The group’s focus on targeting specific organizations, combined with their ability to tailor their attacks to specific victims, underscores the severity of the threat they pose. The exfiltration of sensitive information, including documents, pictures, and archive files, can have significant consequences for national security and global stability.

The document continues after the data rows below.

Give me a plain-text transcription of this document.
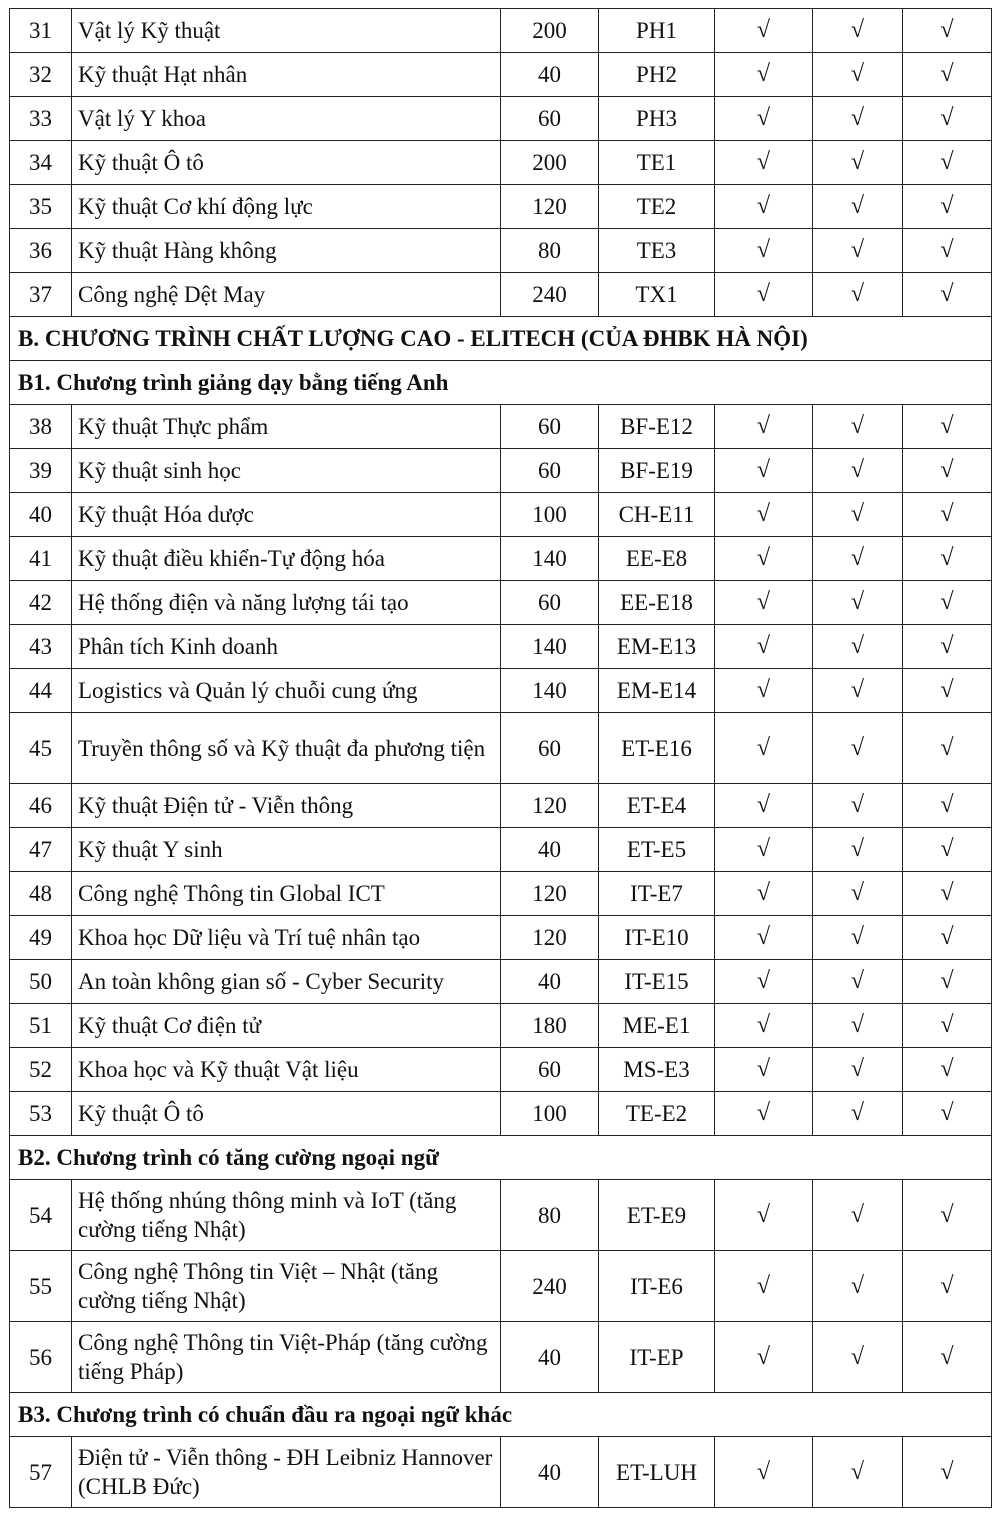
31	Vật lý Kỹ thuật	200	PH1	√	√	√
32	Kỹ thuật Hạt nhân	40	PH2	√	√	√
33	Vật lý Y khoa	60	PH3	√	√	√
34	Kỹ thuật Ô tô	200	TE1	√	√	√
35	Kỹ thuật Cơ khí động lực	120	TE2	√	√	√
36	Kỹ thuật Hàng không	80	TE3	√	√	√
37	Công nghệ Dệt May	240	TX1	√	√	√
B. CHƯƠNG TRÌNH CHẤT LƯỢNG CAO - ELITECH (CỦA ĐHBK HÀ NỘI)						
B1. Chương trình giảng dạy bằng tiếng Anh						
38	Kỹ thuật Thực phẩm	60	BF-E12	√	√	√
39	Kỹ thuật sinh học	60	BF-E19	√	√	√
40	Kỹ thuật Hóa dược	100	CH-E11	√	√	√
41	Kỹ thuật điều khiển-Tự động hóa	140	EE-E8	√	√	√
42	Hệ thống điện và năng lượng tái tạo	60	EE-E18	√	√	√
43	Phân tích Kinh doanh	140	EM-E13	√	√	√
44	Logistics và Quản lý chuỗi cung ứng	140	EM-E14	√	√	√
45	Truyền thông số và Kỹ thuật đa phương tiện	60	ET-E16	√	√	√
46	Kỹ thuật Điện tử - Viễn thông	120	ET-E4	√	√	√
47	Kỹ thuật Y sinh	40	ET-E5	√	√	√
48	Công nghệ Thông tin Global ICT	120	IT-E7	√	√	√
49	Khoa học Dữ liệu và Trí tuệ nhân tạo	120	IT-E10	√	√	√
50	An toàn không gian số - Cyber Security	40	IT-E15	√	√	√
51	Kỹ thuật Cơ điện tử	180	ME-E1	√	√	√
52	Khoa học và Kỹ thuật Vật liệu	60	MS-E3	√	√	√
53	Kỹ thuật Ô tô	100	TE-E2	√	√	√
B2. Chương trình có tăng cường ngoại ngữ						
54	Hệ thống nhúng thông minh và IoT (tăng cường tiếng Nhật)	80	ET-E9	√	√	√
55	Công nghệ Thông tin Việt – Nhật (tăng cường tiếng Nhật)	240	IT-E6	√	√	√
56	Công nghệ Thông tin Việt-Pháp (tăng cường tiếng Pháp)	40	IT-EP	√	√	√
B3. Chương trình có chuẩn đầu ra ngoại ngữ khác						
57	Điện tử - Viễn thông - ĐH Leibniz Hannover (CHLB Đức)	40	ET-LUH	√	√	√
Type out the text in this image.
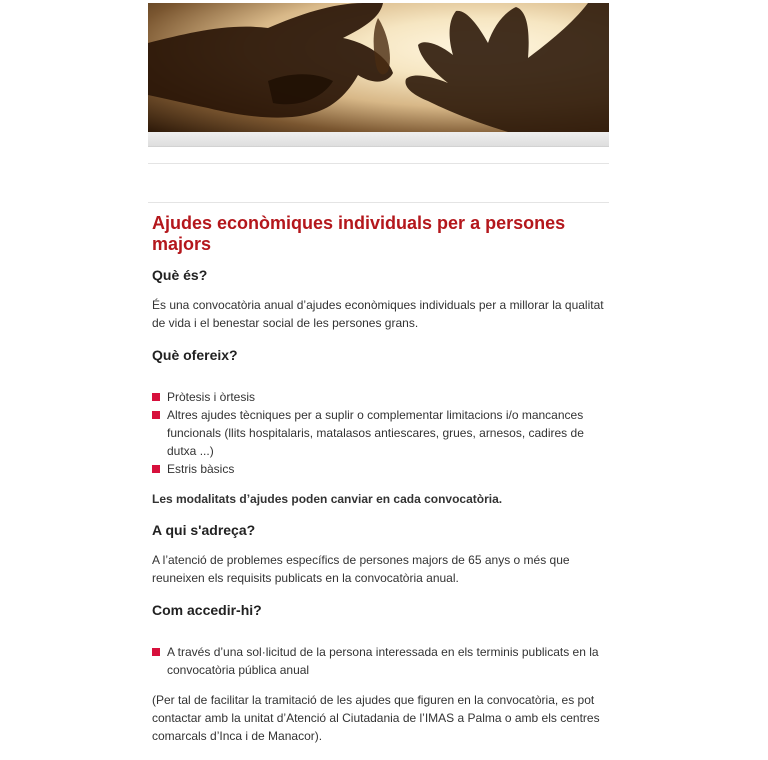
Ajudes econòmiques individuals per a persones majors
Què és?

És una convocatòria anual d’ajudes econòmiques individuals per a millorar la qualitat de vida i el benestar social de les persones grans.

Què ofereix?
Pròtesis i òrtesis
Altres ajudes tècniques per a suplir o complementar limitacions i/o mancances funcionals (llits hospitalaris, matalasos antiescares, grues, arnesos, cadires de dutxa ...)
Estris bàsics

Les modalitats d’ajudes poden canviar en cada convocatòria.

A qui s'adreça?

A l’atenció de problemes específics de persones majors de 65 anys o més que reuneixen els requisits publicats en la convocatòria anual.

Com accedir-hi?
A través d’una sol·licitud de la persona interessada en els terminis publicats en la convocatòria pública anual

(Per tal de facilitar la tramitació de les ajudes que figuren en la convocatòria, es pot contactar amb la unitat d’Atenció al Ciutadania de l’IMAS a Palma o amb els centres comarcals d’Inca i de Manacor).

To counter the Mysterious Elephant threat, it is essential for organizations to implement robust security measures, including regular software updates, network monitoring, and employee training. Additionally, international cooperation and information sharing among cybersecurity professionals, governments, and industries are crucial in tracking and disrupting the group’s activities.
Ultimately, staying ahead of Mysterious Elephant and other APT groups requires a proactive and collaborative approach to cybersecurity. By understanding their TTPs, sharing threat intelligence, and implementing effective countermeasures, we can reduce the risk of successful attacks and protect sensitive information from falling into the wrong hands.